Monday, May 25, 2009

In Dispute Between Developer and Lender, Arbitrator Finds in Favor of Former

In today’s trying economic conditions, developers nationwide are finding it more and more difficult to sell their recently completed condominiums to interested parties. With the credit markets frozen, even those who use these units as investment opportunities are often unable to purchase them. While some developers have turned to a rental exit strategy, others have found that their contracts with their lenders make this rather complicated, if not impossible.
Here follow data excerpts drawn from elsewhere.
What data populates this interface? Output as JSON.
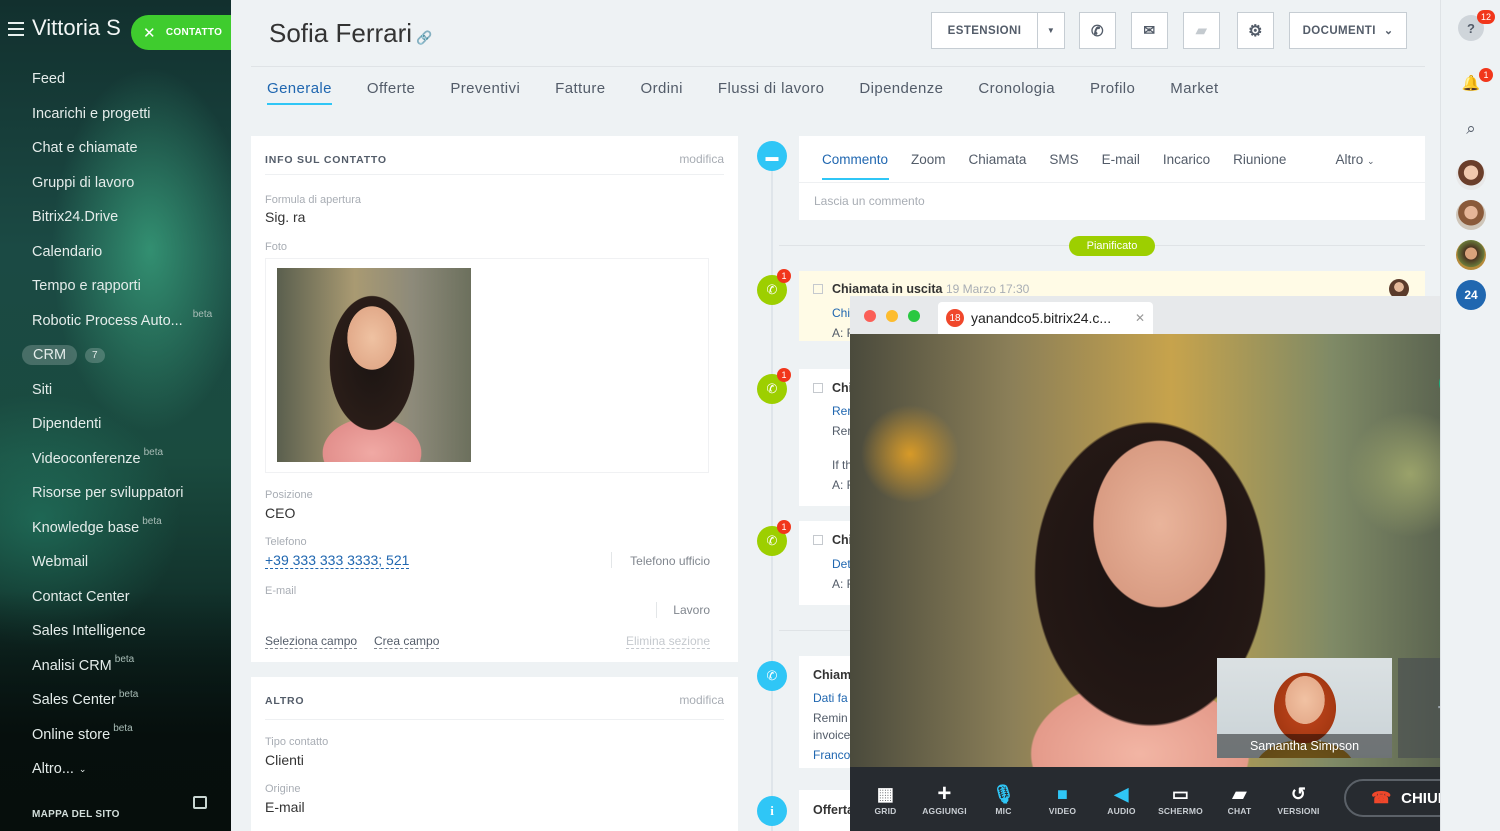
{
  "sidebar": {
    "title": "Vittoria S",
    "contact_button": "CONTATTO",
    "items": [
      {
        "label": "Feed",
        "beta": ""
      },
      {
        "label": "Incarichi e progetti",
        "beta": ""
      },
      {
        "label": "Chat e chiamate",
        "beta": ""
      },
      {
        "label": "Gruppi di lavoro",
        "beta": ""
      },
      {
        "label": "Bitrix24.Drive",
        "beta": ""
      },
      {
        "label": "Calendario",
        "beta": ""
      },
      {
        "label": "Tempo e rapporti",
        "beta": ""
      },
      {
        "label": "Robotic Process Auto...",
        "beta": "beta"
      },
      {
        "label": "CRM",
        "beta": "",
        "count": "7"
      },
      {
        "label": "Siti",
        "beta": ""
      },
      {
        "label": "Dipendenti",
        "beta": ""
      },
      {
        "label": "Videoconferenze",
        "beta": "beta"
      },
      {
        "label": "Risorse per sviluppatori",
        "beta": ""
      },
      {
        "label": "Knowledge base",
        "beta": "beta"
      },
      {
        "label": "Webmail",
        "beta": ""
      },
      {
        "label": "Contact Center",
        "beta": ""
      },
      {
        "label": "Sales Intelligence",
        "beta": ""
      },
      {
        "label": "Analisi CRM",
        "beta": "beta"
      },
      {
        "label": "Sales Center",
        "beta": "beta"
      },
      {
        "label": "Online store",
        "beta": "beta"
      },
      {
        "label": "Altro...",
        "beta": ""
      }
    ],
    "footer": "MAPPA DEL SITO"
  },
  "header": {
    "title": "Sofia  Ferrari",
    "estensioni": "ESTENSIONI",
    "documenti": "DOCUMENTI"
  },
  "tabs": [
    "Generale",
    "Offerte",
    "Preventivi",
    "Fatture",
    "Ordini",
    "Flussi di lavoro",
    "Dipendenze",
    "Cronologia",
    "Profilo",
    "Market"
  ],
  "contact_info": {
    "heading": "INFO SUL CONTATTO",
    "edit": "modifica",
    "salutation_label": "Formula di apertura",
    "salutation": "Sig. ra",
    "photo_label": "Foto",
    "position_label": "Posizione",
    "position": "CEO",
    "phone_label": "Telefono",
    "phone": "+39 333 333 3333; 521",
    "phone_type": "Telefono ufficio",
    "email_label": "E-mail",
    "email_type": "Lavoro",
    "select_field": "Seleziona campo",
    "create_field": "Crea campo",
    "delete_section": "Elimina sezione"
  },
  "other": {
    "heading": "ALTRO",
    "edit": "modifica",
    "type_label": "Tipo contatto",
    "type": "Clienti",
    "source_label": "Origine",
    "source": "E-mail"
  },
  "activity_tabs": [
    "Commento",
    "Zoom",
    "Chiamata",
    "SMS",
    "E-mail",
    "Incarico",
    "Riunione"
  ],
  "activity_more": "Altro",
  "comment_placeholder": "Lascia un commento",
  "planned": "Pianificato",
  "timeline": {
    "item1_title": "Chiamata in uscita",
    "item1_date": "19 Marzo 17:30",
    "item1_l1": "Chi",
    "item1_l2": "A: F",
    "item2_title": "Chi",
    "item2_l1": "Rer",
    "item2_l2": "Rer",
    "item2_l3": "If th",
    "item2_l4": "A: F",
    "item3_title": "Chi",
    "item3_l1": "Det",
    "item3_l2": "A: F",
    "item4_title": "Chiam",
    "item4_l1": "Dati fa",
    "item4_l2": "Remin",
    "item4_l3": "invoice",
    "item4_l4": "Franco",
    "item5_title": "Offerta",
    "badge": "1"
  },
  "video": {
    "tab_count": "18",
    "tab_title": "yanandco5.bitrix24.c...",
    "pip_name": "Samantha Simpson",
    "controls": [
      "GRID",
      "AGGIUNGI",
      "MIC",
      "VIDEO",
      "AUDIO",
      "SCHERMO",
      "CHAT",
      "VERSIONI"
    ],
    "close": "CHIUDI"
  },
  "rail": {
    "help_badge": "12",
    "bell_badge": "1",
    "counter": "24"
  }
}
In a recent ruling that found in favor of the developer, Gateway and 4th, an arbitrator banned the sale of Blu, an 82-unit, mixed-use condominium development, citing the "impossibility of selling the units" under current economic conditions.

“The second lien lenders (Pacific CityHome) tried to foreclosure and sell the interest,” explains Daniel S. Miller of law firm Miller Barondess LLP in Los Angeles, who represented Gatway and 4th. “The loan agreement allowed them to foreclose if units weren’t sold. We filed for a preliminary injunction to block the foreclosure.”

According to the proceedings, Pacific CityHome LLC agreed to loan $10.4 million to Gateway and 4th LLC—whose parent company is Intracorp—for the development of Blu, as stated in a loan agreement dated September 28, 2007. The agreement provides for minimum purchase prices ranging from $431,300 to $635,700.

Also according to the proceedings, Gateway took every step possible to sell units, but found that, given the state of the market, they were unable to close any sales.

Because Gateway and 4th had not defaulted on their loan payments, Miller argued that “under equitable doctrine, we should be skewed from performance and [the lender] should be blocked from foreclosing. We argued that this credit tsunami created an impossibility, and people can’t get credit to buy condos and, especially on these multi-unit buildings, it’s even more difficult because unless you have 50 percent under contract, you can’t get financing.”

JAMS (Judicial Arbitration and Mediation Service) arbitrator Robert Thomas enjoined the foreclosure sale of the development, which had been scheduled to take effect April 27.

“I think this could impact developers facing technical defaults and an inability to sell units, things of that nature. They might have a way of using equitable doctrines to stave off a foreclosure, whereas conventional wisdom is, if there’s a default, there’s a default, but that’s not the case today,” Miller tells MHN.

The best course of action seems to be to convert the condominium into a rental community, as selling it as condos is impossible in this market, Miller notes, who believes his client will likely take this strategy.